Always wanted this motion transfer tool (Activity: 1192): The post discusses a motion transfer tool that performs its function effectively but has room for improvement. The tool is expected to evolve by 2026. A linked tool, Motion Control, is mentioned, which requires input videos with minimal movement and a duration between 3-30 seconds. The bottom video in the post is identified as raw footage, suggesting a comparison between processed and unprocessed outputs. One commenter anticipates rapid advancements in the technology, suggesting it could become 'weird fast,' indicating potential for significant and possibly unexpected developments in motion transfer capabilities.

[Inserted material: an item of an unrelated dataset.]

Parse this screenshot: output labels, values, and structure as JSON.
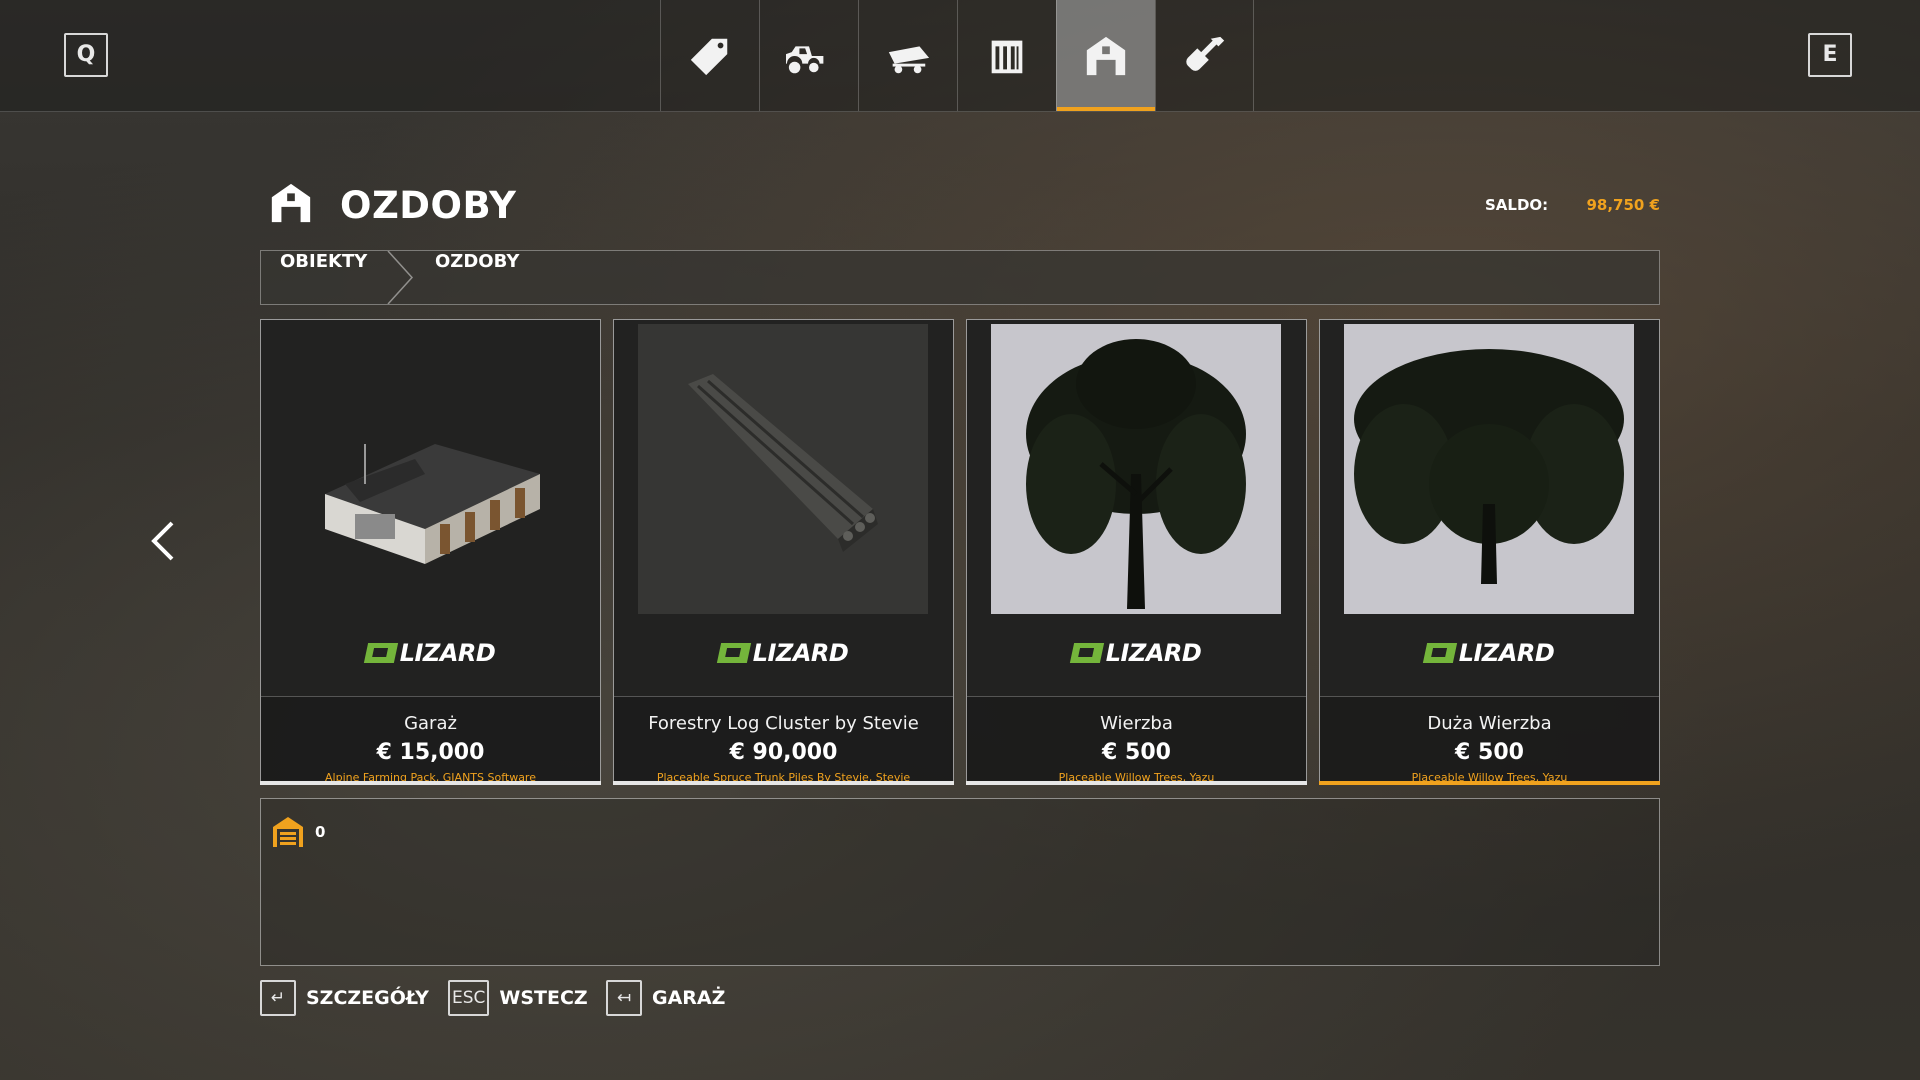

Video to video tools are getting insane every day, can't differentiate between real and fake anymore (Activity: 757): The post highlights the rapid advancement of video-to-video tools, which are becoming increasingly sophisticated to the point where distinguishing between real and fake videos is challenging. This reflects significant progress in video synthesis technologies, likely leveraging advanced machine learning models such as GANs (Generative Adversarial Networks) to create highly realistic video content. The discussion suggests that these tools are now accessible to the public, raising questions about their prior use by government entities. Commenters express amazement at the realism of the generated videos and speculate about the potential long-term use of such technologies by governments before becoming publicly available. There is also interest in applying these tools to political figures, indicating a curiosity about the implications of such technology in media and politics.
- A user highlights a significant advancement in video-to-video tools, noting that the issue of generating images with '6 fingers' has been resolved. This suggests improvements in the model's ability to accurately render human anatomy, which has been a common challenge in AI-generated imagery.
- Another comment speculates on the potential long-term use of advanced video manipulation technologies by governments, implying that the public is only now gaining access to tools that may have been in use by more powerful entities for some time. This raises questions about the ethical and security implications of such technologies.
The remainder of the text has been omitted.